The Oklahoman

Liane Russell dies at 95

- By Emily Langer

Liane Russell, a refugee of Nazi Europe who became one of the most distinguis­hed female scientists of her era, building a colony of more than 200,000 laboratory mice that she used to demonstrat­e the importance of protecting developing embryos from X-rays and other forms of radiation, died July 20 at a hospital in Oak Ridge, Tennessee. She was 95.

She had contracted pneumonia after undergoing chemothera­py treatment for lung cancer, said her son, David “Ace” Russell.

Dr. Russell spent the early years of her life in Vienna, where her father was a chemical engineer and her mother was a voice teacher. Her parents, according to a family tribute, cultivated her “inquiring mind, treated her as a rational being, and convinced her that girls could do anything boys could.”

Russell's family, which was of Jewish heritage, managed to escape Austria after its annexation by Nazi Germany in 1938, but only by relinquish­ing their home, her father's company and their belongings. They ultimately settled in the United States, where Russell pursued her scientific studies and career.

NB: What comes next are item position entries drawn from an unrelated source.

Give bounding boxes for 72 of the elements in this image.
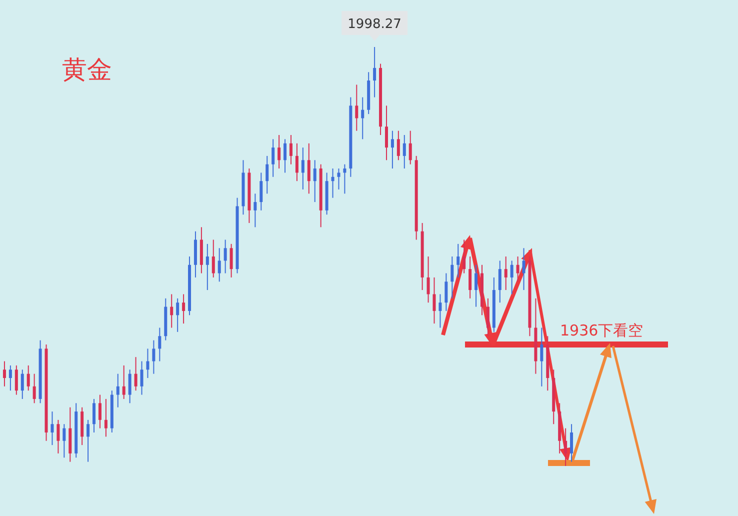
candlestick	[278, 134, 281, 170]
candlestick	[140, 360, 144, 396]
candlestick	[522, 248, 526, 291]
candlestick	[134, 356, 138, 392]
candlestick	[98, 394, 102, 429]
candlestick	[2, 360, 6, 387]
candlestick	[390, 130, 394, 170]
candlestick	[14, 364, 18, 396]
candlestick	[510, 260, 514, 295]
candlestick	[408, 130, 412, 165]
candlestick	[212, 239, 215, 278]
candlestick	[456, 243, 460, 278]
candlestick	[450, 256, 454, 299]
candlestick	[444, 272, 448, 312]
candlestick	[384, 105, 388, 161]
candlestick	[116, 373, 120, 408]
candlestick	[206, 243, 209, 291]
candlestick	[86, 419, 90, 462]
candlestick	[104, 398, 108, 438]
candlestick	[56, 419, 60, 454]
candlestick	[26, 364, 30, 392]
candlestick	[289, 134, 292, 165]
candlestick	[516, 256, 520, 282]
candlestick	[313, 160, 316, 203]
candlestick	[182, 294, 186, 324]
candlestick	[62, 424, 66, 458]
candlestick	[128, 369, 132, 404]
candlestick	[432, 276, 436, 324]
candlestick	[355, 84, 358, 132]
candlestick	[284, 138, 287, 174]
candlestick	[402, 134, 406, 170]
candlestick	[426, 256, 430, 304]
candlestick	[266, 155, 269, 194]
candlestick	[301, 147, 304, 190]
candlestick	[158, 327, 162, 362]
candlestick	[218, 248, 221, 282]
candlestick	[438, 294, 442, 328]
candlestick	[170, 294, 174, 328]
candlestick	[570, 424, 574, 462]
candlestick	[8, 364, 12, 392]
candlestick	[146, 348, 150, 379]
candlestick	[272, 138, 275, 178]
candlestick	[50, 411, 54, 446]
candlestick	[295, 142, 298, 182]
candlestick	[564, 428, 568, 466]
candlestick	[152, 340, 156, 374]
candlestick	[361, 96, 364, 140]
candlestick	[504, 256, 508, 291]
candlestick	[254, 193, 257, 228]
candlestick	[122, 364, 126, 400]
candlestick	[373, 46, 376, 98]
candlestick	[474, 264, 478, 308]
candlestick	[486, 298, 490, 337]
chart-title: 黄金	[62, 55, 112, 84]
candlestick	[260, 172, 263, 211]
candlestick	[331, 168, 334, 198]
candlestick	[92, 398, 96, 433]
candlestick	[343, 164, 346, 194]
candlestick	[540, 327, 544, 387]
candlestick	[396, 130, 400, 161]
candlestick	[20, 369, 24, 400]
candlestick	[498, 260, 502, 304]
candlestick	[32, 373, 36, 404]
candlestick	[337, 168, 340, 190]
candlestick	[230, 243, 233, 278]
candlestick	[307, 142, 310, 194]
ref-line-label: 1936下看空	[560, 321, 644, 340]
text: 1998.27	[348, 17, 402, 32]
candlestick	[468, 256, 472, 299]
candlestick	[224, 239, 227, 274]
candlestick	[462, 239, 466, 274]
candlestick	[176, 298, 180, 332]
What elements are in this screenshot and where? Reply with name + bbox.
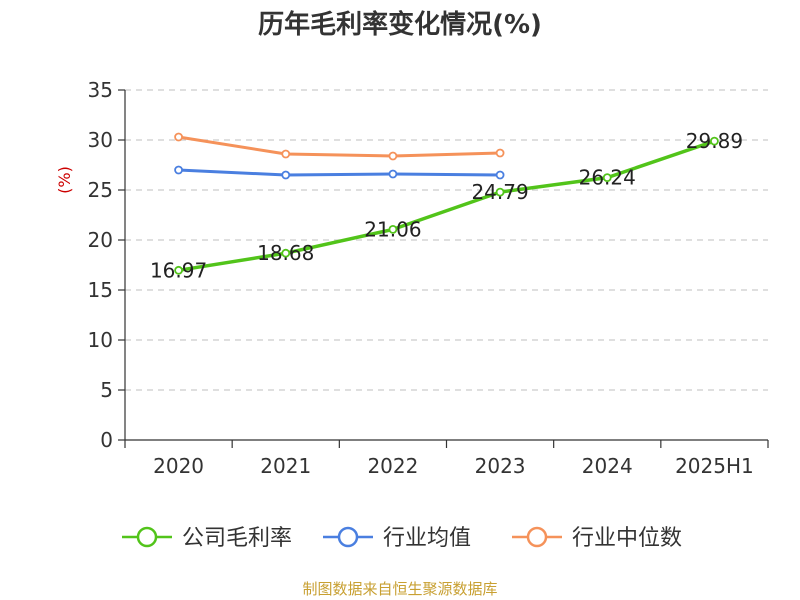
legend-label: 行业中位数 [572,526,682,551]
data-point [495,170,505,180]
y-tick-label: 10 [88,328,113,352]
legend-marker-circle [526,526,548,548]
data-point [281,149,291,159]
grid-lines [125,89,768,391]
data-label: 29.89 [686,129,743,153]
series-lines [174,132,719,275]
data-point [495,187,505,197]
series-line-1 [178,168,501,177]
data-label: 21.06 [364,217,421,241]
data-point [495,148,505,158]
x-tick-label: 2023 [475,454,526,478]
data-label: 26.24 [579,166,636,190]
legend-label: 公司毛利率 [182,526,292,551]
series-line-0 [178,139,715,273]
x-tick-label: 2021 [260,454,311,478]
data-point [174,165,183,175]
x-tick-label: 2024 [582,454,633,478]
x-tick-label: 2020 [153,454,204,478]
data-point [388,169,398,179]
data-point [281,170,291,180]
data-point [602,173,612,183]
legend-marker-circle [337,526,359,548]
chart-title: 历年毛利率变化情况(%) [258,10,542,40]
legend-marker-circle [136,526,158,548]
legend-label: 行业均值 [383,526,471,551]
data-point [174,132,183,142]
legend: 公司毛利率 行业均值 行业中位数 [122,526,682,551]
y-tick-label: 0 [100,428,113,452]
data-point [388,151,398,161]
data-labels: 16.97 18.68 21.06 24.79 26.24 29.89 [150,129,743,282]
x-tick-label: 2022 [367,454,418,478]
data-label: 16.97 [150,258,207,282]
y-axis-unit-label: (%) [55,166,74,194]
data-label: 24.79 [471,180,528,204]
data-point [388,224,398,234]
y-tick-label: 5 [100,378,113,402]
data-point [710,136,719,146]
data-point [281,248,291,258]
x-tick-label: 2025H1 [675,454,754,478]
axes: 0 5 10 15 20 25 30 35 (%) 2020 2021 2022 2023 2024 202… [55,78,769,478]
y-tick-label: 25 [88,178,113,202]
y-tick-label: 15 [88,278,113,302]
y-tick-label: 30 [88,128,113,152]
y-tick-label: 35 [88,78,113,102]
data-point [174,265,183,275]
source-note: 制图数据来自恒生聚源数据库 [302,580,498,598]
series-line-2 [178,135,501,158]
y-tick-label: 20 [88,228,113,252]
data-label: 18.68 [257,241,314,265]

In 1947, she and her husband, fellow scientist William Russell, joined what became the Oak Ridge National Laboratory in Tennessee. Both had doctorates in zoology and specialize­d in genetics. Together they built the “Mouse House,” as their colony of laboratory mice was known, with the goal of using mice to better understand the effect of radiation on living things and particular­ly mammals.

It was a matter of pressing concern at the time: Two years earlier, the United States had ended World War II by dropping atomic bombs — produced through the Manhattan Project conducted at Oak Ridge — on the Japanese cities of Hiroshima and Nagasaki. With the onset of the Cold War between the United States and the Soviet Union, the threat of nuclear war loomed, and along with it fears about the health effects of nuclear fallout.

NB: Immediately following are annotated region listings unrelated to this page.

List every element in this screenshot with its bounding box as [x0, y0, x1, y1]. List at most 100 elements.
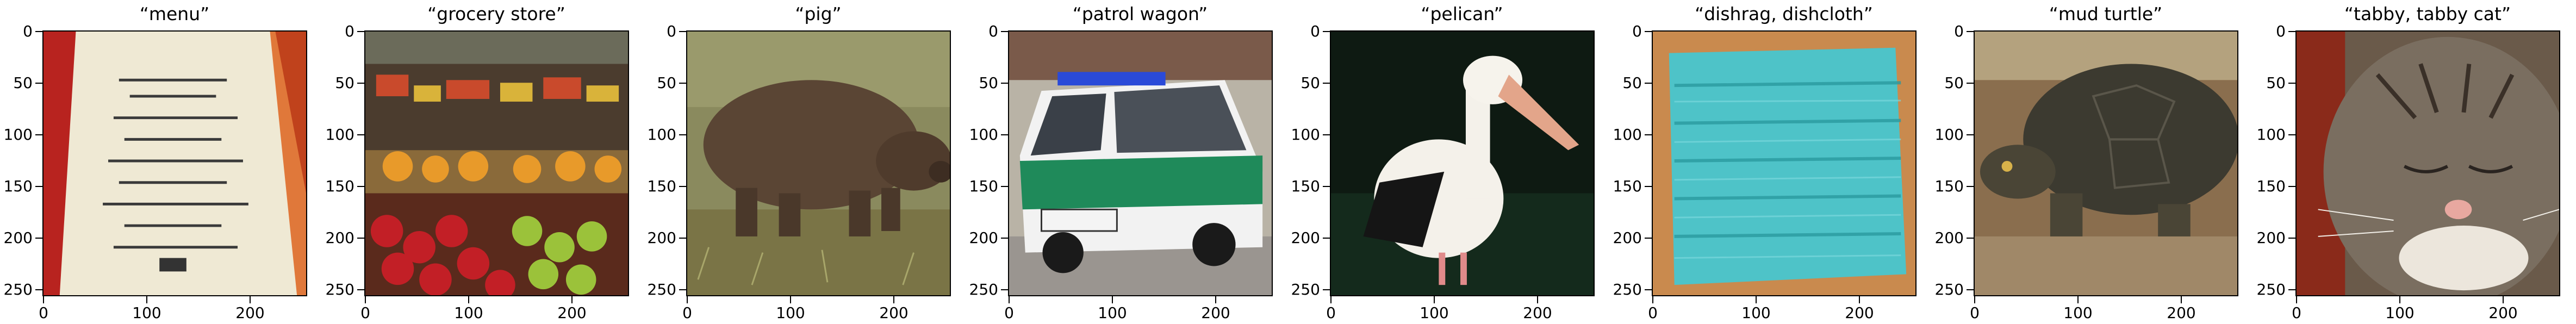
- x-tick-label: 0: [360, 304, 370, 322]
- y-tick-label: 0: [1954, 22, 1964, 40]
- y-tick-label: 0: [23, 22, 33, 40]
- y-tick-label: 0: [988, 22, 998, 40]
- x-tick-label: 0: [1004, 304, 1014, 322]
- menu-image: [43, 32, 306, 295]
- y-tick-label: 200: [647, 229, 676, 247]
- y-tick-label: 50: [1944, 74, 1964, 92]
- y-tick-label: 250: [1934, 281, 1964, 298]
- grocery-store-image: [365, 32, 628, 295]
- image-area: [1974, 30, 2238, 296]
- image-area: [364, 30, 629, 296]
- patrol-wagon-image: [1009, 32, 1272, 295]
- y-tick-label: 150: [969, 177, 998, 195]
- image-area: [1008, 30, 1273, 296]
- y-tick-label: 250: [1291, 281, 1320, 298]
- y-tick-label: 50: [1301, 74, 1320, 92]
- image-area: [1330, 30, 1595, 296]
- y-tick-label: 50: [1622, 74, 1642, 92]
- x-tick-label: 200: [1523, 304, 1552, 322]
- y-tick-label: 200: [969, 229, 998, 247]
- x-tick-label: 0: [1970, 304, 1980, 322]
- y-tick-label: 200: [1291, 229, 1320, 247]
- y-tick-label: 100: [1291, 126, 1320, 144]
- y-tick-label: 250: [1613, 281, 1642, 298]
- y-tick-label: 250: [325, 281, 354, 298]
- y-tick-label: 150: [3, 177, 33, 195]
- y-tick-label: 200: [2256, 229, 2286, 247]
- y-tick-label: 150: [1613, 177, 1642, 195]
- panel-mud-turtle: “mud turtle” 0 50 100 150 200 250 0 100 …: [1931, 0, 2238, 324]
- x-tick-label: 0: [1326, 304, 1336, 322]
- y-tick-label: 150: [1934, 177, 1964, 195]
- y-tick-label: 0: [1310, 22, 1320, 40]
- y-tick-label: 0: [2276, 22, 2286, 40]
- x-tick-label: 200: [235, 304, 265, 322]
- panel-menu: “menu” 0 50 100 150 200 250 0 100 200: [0, 0, 307, 324]
- panel-dishrag: “dishrag, dishcloth” 0 50 100 150 200 25…: [1609, 0, 1917, 324]
- y-tick-label: 250: [2256, 281, 2286, 298]
- y-tick-label: 50: [979, 74, 998, 92]
- x-tick-label: 100: [1741, 304, 1771, 322]
- y-tick-label: 0: [667, 22, 676, 40]
- x-tick-label: 200: [2488, 304, 2518, 322]
- x-tick-label: 100: [454, 304, 483, 322]
- y-tick-label: 100: [325, 126, 354, 144]
- y-tick-label: 200: [325, 229, 354, 247]
- y-tick-label: 100: [1934, 126, 1964, 144]
- panel-title: “patrol wagon”: [1072, 3, 1208, 24]
- y-tick-label: 0: [345, 22, 354, 40]
- x-tick-label: 0: [682, 304, 692, 322]
- y-tick-label: 50: [13, 74, 33, 92]
- x-tick-label: 200: [557, 304, 587, 322]
- pig-image: [687, 32, 950, 295]
- x-tick-label: 100: [1098, 304, 1127, 322]
- x-tick-label: 0: [1648, 304, 1658, 322]
- x-tick-label: 0: [2292, 304, 2301, 322]
- panel-tabby-cat: “tabby, tabby cat” 0 50 100 150 200 250 …: [2253, 0, 2560, 324]
- y-tick-label: 100: [1613, 126, 1642, 144]
- image-area: [42, 30, 307, 296]
- panel-title: “dishrag, dishcloth”: [1695, 3, 1873, 24]
- y-tick-label: 150: [2256, 177, 2286, 195]
- y-tick-label: 250: [969, 281, 998, 298]
- y-tick-label: 150: [647, 177, 676, 195]
- y-tick-label: 50: [2266, 74, 2286, 92]
- x-tick-label: 100: [1420, 304, 1449, 322]
- y-tick-label: 200: [3, 229, 33, 247]
- y-tick-label: 200: [1613, 229, 1642, 247]
- y-tick-label: 150: [1291, 177, 1320, 195]
- x-tick-label: 100: [2063, 304, 2093, 322]
- panel-title: “mud turtle”: [2049, 3, 2163, 24]
- y-tick-label: 0: [1632, 22, 1642, 40]
- x-tick-label: 100: [2385, 304, 2415, 322]
- x-tick-label: 100: [776, 304, 805, 322]
- y-tick-label: 50: [657, 74, 676, 92]
- y-tick-label: 100: [647, 126, 676, 144]
- y-tick-label: 100: [969, 126, 998, 144]
- x-tick-label: 200: [879, 304, 909, 322]
- panel-pelican: “pelican” 0 50 100 150 200 250 0 100 200: [1287, 0, 1595, 324]
- panel-title: “menu”: [139, 3, 210, 24]
- x-tick-label: 0: [39, 304, 48, 322]
- y-tick-label: 250: [3, 281, 33, 298]
- panel-title: “tabby, tabby cat”: [2344, 3, 2511, 24]
- panel-title: “grocery store”: [427, 3, 565, 24]
- image-area: [1652, 30, 1917, 296]
- image-area: [686, 30, 951, 296]
- panel-title: “pelican”: [1421, 3, 1503, 24]
- pelican-image: [1331, 32, 1594, 295]
- image-area: [2295, 30, 2560, 296]
- x-tick-label: 200: [2167, 304, 2196, 322]
- panel-title: “pig”: [795, 3, 842, 24]
- x-tick-label: 200: [1845, 304, 1874, 322]
- y-tick-label: 150: [325, 177, 354, 195]
- panel-grocery-store: “grocery store” 0 50 100 150 200 250 0 1…: [322, 0, 629, 324]
- mud-turtle-image: [1975, 32, 2237, 295]
- x-tick-label: 200: [1201, 304, 1230, 322]
- y-tick-label: 100: [3, 126, 33, 144]
- x-tick-label: 100: [132, 304, 161, 322]
- panel-pig: “pig” 0 50 100 150 200 250 0 100 200: [644, 0, 951, 324]
- y-tick-label: 250: [647, 281, 676, 298]
- dishrag-image: [1653, 32, 1915, 295]
- y-tick-label: 100: [2256, 126, 2286, 144]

Russell's research produced findings with relevance far beyond such cataclysmi­c eventualit­ies. She became known chiefly for her research showing that radiation, such as from X-rays, harms embryos, particular­ly in their early stages of developmen­t. Because of her work — as any female patient who has ever sat in a dentist's chair can attest — women of childbeari­ng age are routinely asked if they are or might be pregnant before they are X-rayed.